And so it was a challenge, but it was definitely worth it because the clarity that came out of that was pretty awesome. And the reality is there isn't anything like that, right? Because of two things, right? Firstly, it's a fundamental change in cybersecurity impacting pretty much the entire organization. So somewhat like digital transformation, the journey of zero trust delivery process is roadmap. And it reflects essentially the ability to transform an organization.
There are different ways we do things. There's a different level of agility to be thought about. Different stakeholders have to be engaged. And I don't think we really have that otherwise right now in the industry, in the cybersecurity industry. We have siloed, sometimes arcane assets, but not something which goes end to end and takes people down that journey. And we saw the need for it and we said, okay, well, you know what?
With the agility that we need to provide something to the industry, the Playbook series made a lot of sense. And we were literally giving people a Playbook. So if you're a senior leader, if you're a small business, mid-sized, large business in different domains, what does it mean to you? What does it mean to you in the context of a day in the life? What does it mean to you in the context of a day in the life? And also, what capabilities do you need? How do we stitch them together?
Those are all things which are really important. And as I said, I haven't seen anything like that in the industry. What about you, Michael? Do you think we've seen something like that? Or Mark? I haven't. I have looked at some of the table of contents for the books. I've got an idea of what's in there. I don't know of anything. But that being said, it may be worthwhile, actually talking about what is in the first book. What sort of topics do you want to cover in the first book?
And then how does it sort of fit in terms of the rest of the series? And then at the end of it, I think we've got to ask the hard question, when you guys ship in this thing?
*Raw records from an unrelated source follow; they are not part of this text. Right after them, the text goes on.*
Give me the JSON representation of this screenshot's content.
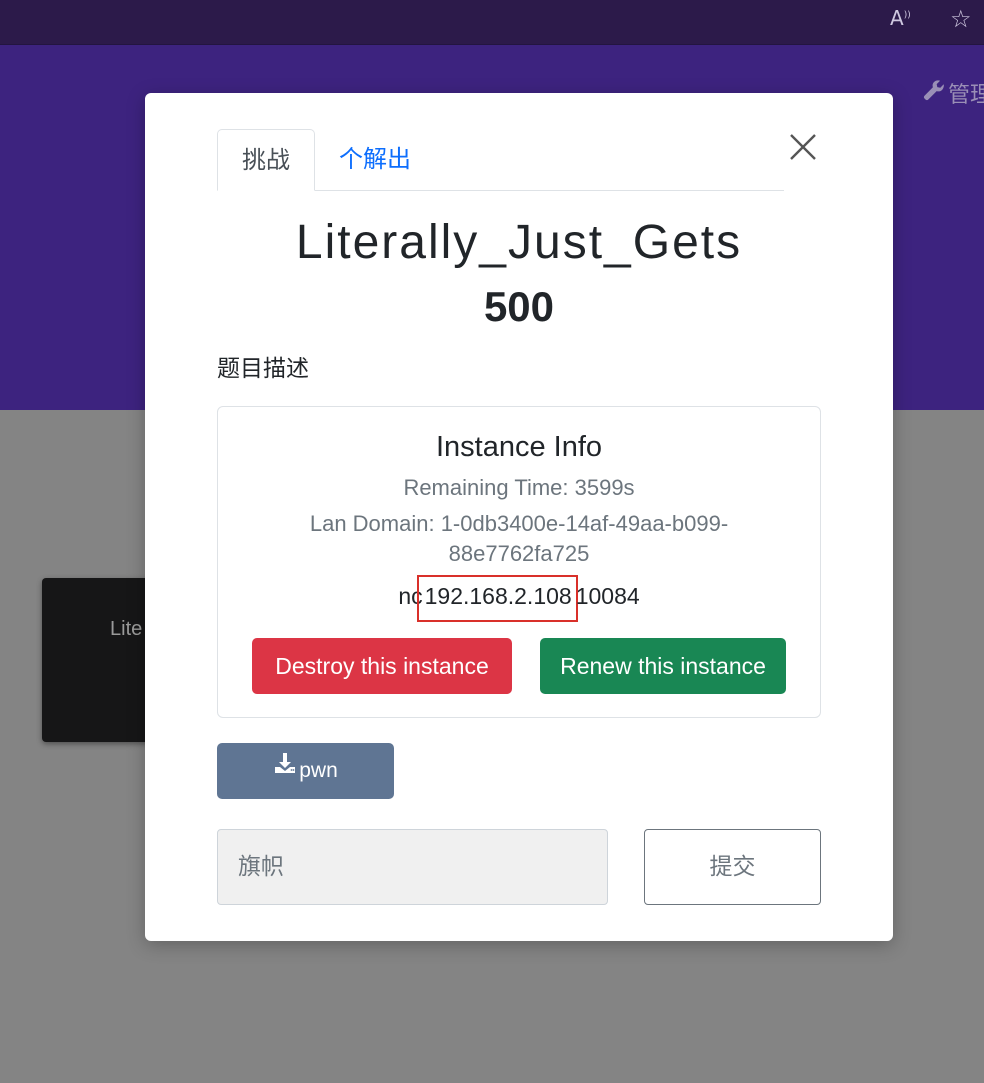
{
  "browser": {
    "read_aloud_icon": "read-aloud-icon",
    "favorite_icon": "star-icon"
  },
  "header": {
    "admin_label": "管理",
    "admin_icon": "wrench-icon"
  },
  "background_card": {
    "name_partial": "Lite"
  },
  "modal": {
    "tabs": [
      {
        "label": "挑战",
        "active": true
      },
      {
        "label": "个解出",
        "active": false
      }
    ],
    "close_icon": "close-icon",
    "challenge_name": "Literally_Just_Gets",
    "challenge_value": "500",
    "description_label": "题目描述",
    "instance": {
      "title": "Instance Info",
      "remaining_time": "Remaining Time: 3599s",
      "lan_domain": "Lan Domain: 1-0db3400e-14af-49aa-b099-88e7762fa725",
      "nc_prefix": "nc",
      "ip": "192.168.2.108",
      "port": "10084",
      "destroy_label": "Destroy this instance",
      "renew_label": "Renew this instance"
    },
    "download": {
      "label": "pwn",
      "icon": "download-icon"
    },
    "flag_input": {
      "placeholder": "旗帜",
      "value": ""
    },
    "submit_label": "提交"
  },
  "colors": {
    "browser_bar": "#2c1a4a",
    "jumbotron": "#3d237f",
    "overlay_gray": "#848484",
    "danger": "#dc3545",
    "success": "#198754",
    "download_button": "#5f7593",
    "link_blue": "#0d6efd",
    "highlight_red": "#d9302a"
  }
}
So yeah, so we just start off at the very beginning, which is basically, hey, this is what we're going to cover in the book, the first of many, the following books, and then yeah, we can have a date.
The title of the first book is longer than I would prefer it to be, but it was actually kind of necessary because the first book in the series really does two different things. It does introduce zero trust and put it in that simple, plain, straightforward language that everyone can understand and addresses some of the myths and misconceptions right up front.
So that's sort of like the first part, the second group, and a bunch of standards as well, the zero trust commandments and the like, that help define zero trust and clarify, okay, this is what it is. And that's sort of like the big theme for the first half of the book.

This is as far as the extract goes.